Gesivaldo Britto é alvo de reclamação no CNJ por irregularidades na designação de juízes. Decisões suspeitas transferiram 366 mil hectares de terras a um único homem no Oeste da Bahia
O presidente do Tribunal de Justiça da Bahia (TJBA), Gesivaldo Britto, virou alvo de reclamação disciplinar no Conselho Nacional de Justiça (CNJ) pela acusação de irregularidades ao nomear juízes para as comarcas de Formosa do Rio Preto e Santa Rita de Cássia, no Oeste do Estado.
A reclamação foi motivada por uma série de atos administrativos e decisões judiciais que transferiram a propriedade e a posse de 366 mil hectares de terra a um único homem, José Valter Dias. A área equivale a cinco vezes o tamanho da cidade de Salvador. Cerca de 300 produtores de soja que estão nas terras desde a década de 1980 estão sendo prejudicados.

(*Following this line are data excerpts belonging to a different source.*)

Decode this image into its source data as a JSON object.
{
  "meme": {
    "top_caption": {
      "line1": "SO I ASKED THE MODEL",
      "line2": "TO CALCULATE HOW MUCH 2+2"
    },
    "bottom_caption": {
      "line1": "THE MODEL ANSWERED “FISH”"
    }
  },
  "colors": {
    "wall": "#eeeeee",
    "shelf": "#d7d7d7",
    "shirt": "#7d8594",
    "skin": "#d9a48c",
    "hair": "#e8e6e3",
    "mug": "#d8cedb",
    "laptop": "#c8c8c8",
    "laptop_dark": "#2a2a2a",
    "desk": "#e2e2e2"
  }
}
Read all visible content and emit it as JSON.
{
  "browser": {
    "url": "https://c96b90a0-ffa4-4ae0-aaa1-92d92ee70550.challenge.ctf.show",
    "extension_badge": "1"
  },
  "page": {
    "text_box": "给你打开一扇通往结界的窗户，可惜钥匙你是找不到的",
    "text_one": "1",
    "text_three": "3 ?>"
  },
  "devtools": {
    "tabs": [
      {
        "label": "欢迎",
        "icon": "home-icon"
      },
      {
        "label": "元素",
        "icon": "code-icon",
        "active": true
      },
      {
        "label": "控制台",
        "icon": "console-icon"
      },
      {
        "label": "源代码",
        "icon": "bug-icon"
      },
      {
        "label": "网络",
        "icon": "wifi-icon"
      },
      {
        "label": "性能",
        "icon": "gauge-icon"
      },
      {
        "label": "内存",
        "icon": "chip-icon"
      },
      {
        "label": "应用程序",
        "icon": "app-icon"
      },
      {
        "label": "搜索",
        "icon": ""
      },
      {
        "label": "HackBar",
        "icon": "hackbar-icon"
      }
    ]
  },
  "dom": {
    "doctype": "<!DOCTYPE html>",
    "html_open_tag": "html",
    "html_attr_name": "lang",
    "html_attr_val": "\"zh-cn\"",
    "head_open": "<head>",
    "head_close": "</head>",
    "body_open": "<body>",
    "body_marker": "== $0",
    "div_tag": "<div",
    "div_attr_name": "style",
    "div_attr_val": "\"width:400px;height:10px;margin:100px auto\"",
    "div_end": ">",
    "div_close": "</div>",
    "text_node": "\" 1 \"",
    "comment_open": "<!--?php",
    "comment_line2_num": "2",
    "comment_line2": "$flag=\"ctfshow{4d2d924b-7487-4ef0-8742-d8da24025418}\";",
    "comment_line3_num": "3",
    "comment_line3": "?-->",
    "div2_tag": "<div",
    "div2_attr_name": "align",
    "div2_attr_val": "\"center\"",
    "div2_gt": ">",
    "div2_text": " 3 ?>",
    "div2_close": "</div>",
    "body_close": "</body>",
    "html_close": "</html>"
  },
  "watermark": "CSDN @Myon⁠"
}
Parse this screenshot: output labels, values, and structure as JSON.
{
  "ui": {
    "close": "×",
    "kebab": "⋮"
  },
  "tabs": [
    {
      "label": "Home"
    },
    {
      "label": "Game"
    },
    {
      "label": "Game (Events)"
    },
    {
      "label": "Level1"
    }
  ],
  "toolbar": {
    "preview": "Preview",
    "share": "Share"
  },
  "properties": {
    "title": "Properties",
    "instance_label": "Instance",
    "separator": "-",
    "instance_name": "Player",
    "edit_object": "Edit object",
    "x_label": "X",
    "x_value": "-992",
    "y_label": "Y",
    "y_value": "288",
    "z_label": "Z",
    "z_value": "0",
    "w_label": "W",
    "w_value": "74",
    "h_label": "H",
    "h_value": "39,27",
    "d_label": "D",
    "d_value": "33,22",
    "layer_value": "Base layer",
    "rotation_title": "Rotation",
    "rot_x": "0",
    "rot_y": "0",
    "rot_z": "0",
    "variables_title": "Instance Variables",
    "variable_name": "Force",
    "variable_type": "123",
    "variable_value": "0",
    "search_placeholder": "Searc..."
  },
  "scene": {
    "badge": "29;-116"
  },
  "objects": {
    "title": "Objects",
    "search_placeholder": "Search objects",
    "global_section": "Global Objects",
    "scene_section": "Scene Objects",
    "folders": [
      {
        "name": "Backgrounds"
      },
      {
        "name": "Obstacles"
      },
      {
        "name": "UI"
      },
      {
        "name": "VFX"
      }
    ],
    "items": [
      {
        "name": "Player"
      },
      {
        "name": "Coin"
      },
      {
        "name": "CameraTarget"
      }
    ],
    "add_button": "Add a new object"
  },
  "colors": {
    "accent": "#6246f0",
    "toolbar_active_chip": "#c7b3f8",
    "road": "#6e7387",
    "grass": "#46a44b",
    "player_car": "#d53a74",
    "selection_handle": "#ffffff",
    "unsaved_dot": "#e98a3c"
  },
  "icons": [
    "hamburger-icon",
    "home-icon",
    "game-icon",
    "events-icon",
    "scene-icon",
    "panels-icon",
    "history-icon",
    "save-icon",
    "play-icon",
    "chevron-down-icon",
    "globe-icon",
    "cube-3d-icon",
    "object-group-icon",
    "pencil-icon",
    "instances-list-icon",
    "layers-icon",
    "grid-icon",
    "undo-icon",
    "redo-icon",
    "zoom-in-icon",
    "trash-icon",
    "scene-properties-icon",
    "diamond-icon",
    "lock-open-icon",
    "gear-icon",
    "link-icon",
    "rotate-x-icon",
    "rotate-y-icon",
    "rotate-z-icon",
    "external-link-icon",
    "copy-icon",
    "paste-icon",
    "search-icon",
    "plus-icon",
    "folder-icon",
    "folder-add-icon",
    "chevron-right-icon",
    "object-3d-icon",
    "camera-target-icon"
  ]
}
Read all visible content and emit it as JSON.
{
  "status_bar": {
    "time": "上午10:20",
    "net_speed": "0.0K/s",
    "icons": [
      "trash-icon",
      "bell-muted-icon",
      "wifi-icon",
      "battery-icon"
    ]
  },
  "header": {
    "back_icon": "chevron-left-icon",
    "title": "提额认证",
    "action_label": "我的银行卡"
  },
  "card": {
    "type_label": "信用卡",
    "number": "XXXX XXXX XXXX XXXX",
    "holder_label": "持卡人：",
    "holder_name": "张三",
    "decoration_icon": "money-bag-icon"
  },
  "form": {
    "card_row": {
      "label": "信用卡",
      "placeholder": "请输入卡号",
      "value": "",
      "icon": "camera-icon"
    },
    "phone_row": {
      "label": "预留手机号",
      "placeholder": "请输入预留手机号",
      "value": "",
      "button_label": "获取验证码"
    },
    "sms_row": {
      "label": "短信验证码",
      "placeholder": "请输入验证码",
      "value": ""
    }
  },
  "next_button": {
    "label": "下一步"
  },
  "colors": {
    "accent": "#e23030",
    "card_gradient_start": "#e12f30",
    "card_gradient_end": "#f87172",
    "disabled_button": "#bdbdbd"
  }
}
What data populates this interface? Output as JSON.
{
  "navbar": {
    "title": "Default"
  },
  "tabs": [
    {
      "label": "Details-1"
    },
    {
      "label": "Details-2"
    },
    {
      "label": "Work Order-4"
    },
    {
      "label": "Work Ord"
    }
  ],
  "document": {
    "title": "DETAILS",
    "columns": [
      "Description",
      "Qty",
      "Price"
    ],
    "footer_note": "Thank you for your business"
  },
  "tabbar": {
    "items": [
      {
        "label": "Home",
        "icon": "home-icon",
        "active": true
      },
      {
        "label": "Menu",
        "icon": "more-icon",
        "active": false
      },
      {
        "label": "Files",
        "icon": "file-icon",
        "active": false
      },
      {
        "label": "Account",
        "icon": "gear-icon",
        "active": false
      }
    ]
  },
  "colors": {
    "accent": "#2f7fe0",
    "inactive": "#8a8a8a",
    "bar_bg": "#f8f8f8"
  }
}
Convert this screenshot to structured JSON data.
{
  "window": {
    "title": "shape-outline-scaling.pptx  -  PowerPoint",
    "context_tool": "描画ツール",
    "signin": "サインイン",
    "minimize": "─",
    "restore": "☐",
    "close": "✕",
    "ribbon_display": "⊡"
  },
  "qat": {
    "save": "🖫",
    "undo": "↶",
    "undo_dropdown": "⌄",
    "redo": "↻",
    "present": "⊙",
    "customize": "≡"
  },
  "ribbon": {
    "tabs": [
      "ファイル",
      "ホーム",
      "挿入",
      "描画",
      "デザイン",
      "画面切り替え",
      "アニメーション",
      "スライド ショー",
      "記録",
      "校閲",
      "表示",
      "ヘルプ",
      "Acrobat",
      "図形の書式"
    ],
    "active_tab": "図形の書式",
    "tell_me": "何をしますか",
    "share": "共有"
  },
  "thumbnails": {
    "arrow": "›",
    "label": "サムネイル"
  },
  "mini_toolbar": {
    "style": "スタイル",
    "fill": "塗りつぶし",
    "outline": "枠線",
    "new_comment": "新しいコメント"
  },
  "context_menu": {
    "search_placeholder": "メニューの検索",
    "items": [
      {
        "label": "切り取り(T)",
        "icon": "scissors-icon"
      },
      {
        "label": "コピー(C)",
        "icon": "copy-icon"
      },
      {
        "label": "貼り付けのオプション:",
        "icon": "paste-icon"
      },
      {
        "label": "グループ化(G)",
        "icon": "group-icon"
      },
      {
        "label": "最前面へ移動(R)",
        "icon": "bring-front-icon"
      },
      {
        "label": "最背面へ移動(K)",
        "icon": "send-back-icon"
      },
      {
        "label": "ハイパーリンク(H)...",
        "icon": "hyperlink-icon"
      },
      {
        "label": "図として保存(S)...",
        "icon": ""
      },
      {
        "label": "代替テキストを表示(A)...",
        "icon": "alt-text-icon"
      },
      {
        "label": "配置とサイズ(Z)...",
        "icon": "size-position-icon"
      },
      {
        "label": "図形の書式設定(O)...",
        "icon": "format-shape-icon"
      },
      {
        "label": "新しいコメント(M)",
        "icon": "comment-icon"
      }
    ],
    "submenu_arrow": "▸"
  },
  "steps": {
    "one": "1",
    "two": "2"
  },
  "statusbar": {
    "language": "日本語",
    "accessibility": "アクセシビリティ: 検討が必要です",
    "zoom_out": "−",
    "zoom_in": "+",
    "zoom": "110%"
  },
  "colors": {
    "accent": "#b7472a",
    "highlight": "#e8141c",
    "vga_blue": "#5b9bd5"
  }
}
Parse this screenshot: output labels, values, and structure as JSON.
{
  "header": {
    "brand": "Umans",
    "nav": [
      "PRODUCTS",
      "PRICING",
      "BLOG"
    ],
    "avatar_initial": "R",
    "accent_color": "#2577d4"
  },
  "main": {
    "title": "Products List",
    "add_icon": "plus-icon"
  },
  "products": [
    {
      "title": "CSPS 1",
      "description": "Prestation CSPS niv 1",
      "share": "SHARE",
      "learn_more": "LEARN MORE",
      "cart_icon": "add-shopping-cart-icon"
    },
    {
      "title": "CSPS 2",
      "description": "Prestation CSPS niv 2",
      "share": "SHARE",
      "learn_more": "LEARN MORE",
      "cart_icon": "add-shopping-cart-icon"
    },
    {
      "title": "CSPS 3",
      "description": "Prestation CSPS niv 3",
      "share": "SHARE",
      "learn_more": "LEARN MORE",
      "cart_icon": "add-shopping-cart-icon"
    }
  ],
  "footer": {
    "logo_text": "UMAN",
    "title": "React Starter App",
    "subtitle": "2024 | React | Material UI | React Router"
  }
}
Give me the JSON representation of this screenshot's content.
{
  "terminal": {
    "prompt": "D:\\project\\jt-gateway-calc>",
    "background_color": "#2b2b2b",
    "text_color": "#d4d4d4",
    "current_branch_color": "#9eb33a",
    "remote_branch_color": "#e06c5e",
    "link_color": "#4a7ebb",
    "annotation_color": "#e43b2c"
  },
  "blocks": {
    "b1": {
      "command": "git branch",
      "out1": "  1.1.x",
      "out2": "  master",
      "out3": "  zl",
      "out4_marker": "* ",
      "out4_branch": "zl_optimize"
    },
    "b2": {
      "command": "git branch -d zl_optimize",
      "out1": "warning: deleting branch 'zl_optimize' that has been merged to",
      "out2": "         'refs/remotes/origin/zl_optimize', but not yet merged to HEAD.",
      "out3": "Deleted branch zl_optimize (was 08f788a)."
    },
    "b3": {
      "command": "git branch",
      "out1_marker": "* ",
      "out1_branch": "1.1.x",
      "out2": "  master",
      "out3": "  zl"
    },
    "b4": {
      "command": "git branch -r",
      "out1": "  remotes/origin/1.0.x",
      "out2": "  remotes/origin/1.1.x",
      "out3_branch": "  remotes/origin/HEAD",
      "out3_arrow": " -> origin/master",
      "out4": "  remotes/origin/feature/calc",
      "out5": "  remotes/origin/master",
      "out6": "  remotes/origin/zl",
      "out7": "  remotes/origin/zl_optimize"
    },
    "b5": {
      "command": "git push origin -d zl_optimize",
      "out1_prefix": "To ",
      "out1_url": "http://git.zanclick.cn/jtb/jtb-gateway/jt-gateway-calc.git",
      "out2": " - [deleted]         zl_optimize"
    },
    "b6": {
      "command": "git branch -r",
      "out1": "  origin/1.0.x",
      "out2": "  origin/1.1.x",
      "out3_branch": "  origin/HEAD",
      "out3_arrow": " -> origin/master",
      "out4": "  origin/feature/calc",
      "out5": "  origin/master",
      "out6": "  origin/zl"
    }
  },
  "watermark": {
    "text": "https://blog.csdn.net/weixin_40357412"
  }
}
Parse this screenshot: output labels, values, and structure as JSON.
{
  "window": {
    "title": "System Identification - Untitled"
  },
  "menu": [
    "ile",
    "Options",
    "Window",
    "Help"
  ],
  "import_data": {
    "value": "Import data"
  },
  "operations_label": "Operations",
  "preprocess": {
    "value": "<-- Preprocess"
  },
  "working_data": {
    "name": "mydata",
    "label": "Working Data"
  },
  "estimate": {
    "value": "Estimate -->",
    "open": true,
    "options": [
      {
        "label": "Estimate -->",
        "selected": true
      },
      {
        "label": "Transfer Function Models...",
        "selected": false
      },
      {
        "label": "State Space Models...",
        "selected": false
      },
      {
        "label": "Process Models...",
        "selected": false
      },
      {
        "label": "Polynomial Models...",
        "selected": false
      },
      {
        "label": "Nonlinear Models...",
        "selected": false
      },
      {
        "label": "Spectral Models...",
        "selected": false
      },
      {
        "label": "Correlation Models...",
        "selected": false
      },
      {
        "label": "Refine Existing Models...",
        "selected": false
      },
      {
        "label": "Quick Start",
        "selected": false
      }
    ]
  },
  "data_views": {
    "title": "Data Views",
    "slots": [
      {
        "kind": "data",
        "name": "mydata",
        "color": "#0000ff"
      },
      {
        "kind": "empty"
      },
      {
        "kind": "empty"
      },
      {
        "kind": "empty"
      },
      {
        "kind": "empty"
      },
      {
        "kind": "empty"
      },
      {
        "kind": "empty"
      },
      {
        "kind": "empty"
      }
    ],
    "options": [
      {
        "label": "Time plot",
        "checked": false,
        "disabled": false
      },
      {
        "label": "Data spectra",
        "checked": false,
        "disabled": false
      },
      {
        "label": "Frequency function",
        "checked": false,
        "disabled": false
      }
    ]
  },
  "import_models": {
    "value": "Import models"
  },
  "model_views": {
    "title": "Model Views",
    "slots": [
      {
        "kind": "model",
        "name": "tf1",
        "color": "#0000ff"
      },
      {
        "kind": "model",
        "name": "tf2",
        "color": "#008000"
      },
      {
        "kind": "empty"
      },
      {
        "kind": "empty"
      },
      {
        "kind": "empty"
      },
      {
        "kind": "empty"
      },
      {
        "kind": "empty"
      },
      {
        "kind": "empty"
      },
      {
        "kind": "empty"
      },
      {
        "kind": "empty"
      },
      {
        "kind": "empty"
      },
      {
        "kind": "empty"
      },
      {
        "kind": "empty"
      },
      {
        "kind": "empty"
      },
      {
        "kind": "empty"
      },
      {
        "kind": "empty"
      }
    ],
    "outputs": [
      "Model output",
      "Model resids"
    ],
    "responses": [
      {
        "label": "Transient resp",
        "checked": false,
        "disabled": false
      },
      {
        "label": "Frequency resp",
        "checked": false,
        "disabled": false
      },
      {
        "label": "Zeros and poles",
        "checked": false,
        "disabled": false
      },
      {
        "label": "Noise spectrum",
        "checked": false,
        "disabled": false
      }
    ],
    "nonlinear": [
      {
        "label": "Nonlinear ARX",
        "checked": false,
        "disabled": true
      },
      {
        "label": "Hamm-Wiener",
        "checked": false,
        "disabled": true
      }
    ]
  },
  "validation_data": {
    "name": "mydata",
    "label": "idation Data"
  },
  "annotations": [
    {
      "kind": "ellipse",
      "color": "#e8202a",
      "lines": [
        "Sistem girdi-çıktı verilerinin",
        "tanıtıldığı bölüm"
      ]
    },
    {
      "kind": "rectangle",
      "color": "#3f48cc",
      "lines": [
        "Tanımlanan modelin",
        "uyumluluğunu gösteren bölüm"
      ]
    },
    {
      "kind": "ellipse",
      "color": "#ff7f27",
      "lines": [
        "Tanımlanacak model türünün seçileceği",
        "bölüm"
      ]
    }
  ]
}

A reclamação disciplinar foi apresentada pelo deputado federal Valtenir Pereira (MDB-MT), membro da Comissão de Agricultura da Câmara dos Deputados, e pelo ex-deputado Osmar Serraglio (PP-PR), que integrou a comissão. Em dezembro, uma audiência pública promovida pelo órgão denunciou a existência de graves mecanismos sistêmicos de grilagem de terras no Oeste da Bahia, “havendo fortíssima suspeita de ilícitos por parte de membros da magistratura baiana”, conforme relata a reclamação.
Segundo o documento, o presidente do TJBA tem designado juízes para o Oeste do Estado “em afronta aos critérios legais e com o único intuito de beneficiar o casal José Valter Dias e Ildenir Gonçalves Dias.”
A reclamação disciplinar inclui ainda as juízas Marivalda Moutinho e Eliene Oliveira, acusadas de praticar “atos absolutamente ilegais, em absoluto prejuízo à confiabilidade do sistema de justiça.” O juiz Sérgio Humberto de Quadros Sampaio também é mencionado.
No dia 1 de março, o CNJ anulou uma portaria de 2015 do TJBA que transferia a propriedade dos 366 mil hectares a José Valter Dias e cancelava cerca de 300 matrículas (registros de imóveis) de agricultores locais.
O presidente do TJBA apresentou recurso contra a decisão, defendendo que as terras permanecessem com José Valter Dias. Não oteve sucesso. Logo em seguida, ele nomeou a juíza Eliene Oliveira – que até então atuava em juizados especiais em Salvador, a 1.000 km de distância – para atuar em caráter excepcional, a partir de 27 de março, em Formosa do Rio Preto.
Duas semanas depois, a juíza Eliene Oliveira deu uma liminar contrariando a decisão do CNJ e transferindo novamente os 366 mil hectares a José Valter Dias.
A liminar foi suspensa esta semana pela desembargadora Ilona Márcia Reis.
A reclamação aponta que Eliene Oliveira concedeu a liminar sem sequer ouvir os agricultores, o Ministério Público ou o ICMBio – que é parte interessada já que as terras requeridas por Dias envolvem uma parcela importante de uma reserva ambiental, a Estação Ecológica Serra Geral do Tocantins.
Os juízes Sergio Sampaio e Marivalda Moutinho também deram decisões semelhantes, que tornaram José Valter Dias um dos maiores latifundiários do Brasil, sem que as outras partes interessadas sequer fossem ouvidas. As irregularidades apontadas também incluem o fato de que os juízes deixaram de analisar ou enviar ao TJBA pedidos de suspeição apresentados contra eles, optando por julgar os processos assim mesmo – ao contrário do que manda a lei.
A reclamação menciona sessão recente do pleno do TJBA em que diversos desembargadores questionaram os critérios de Gesivaldo Britto ao designar os juízes Sérgio Sampaio e Marivalda Moutinho para a região – o que desagradou o presidente da corte baiana.
“A designação ad hoc de magistrados com evidente intenção de atendimento aos interesses do casal Dias se assemelha a verdadeiro tribunal de exceção”, afirma a reclamação.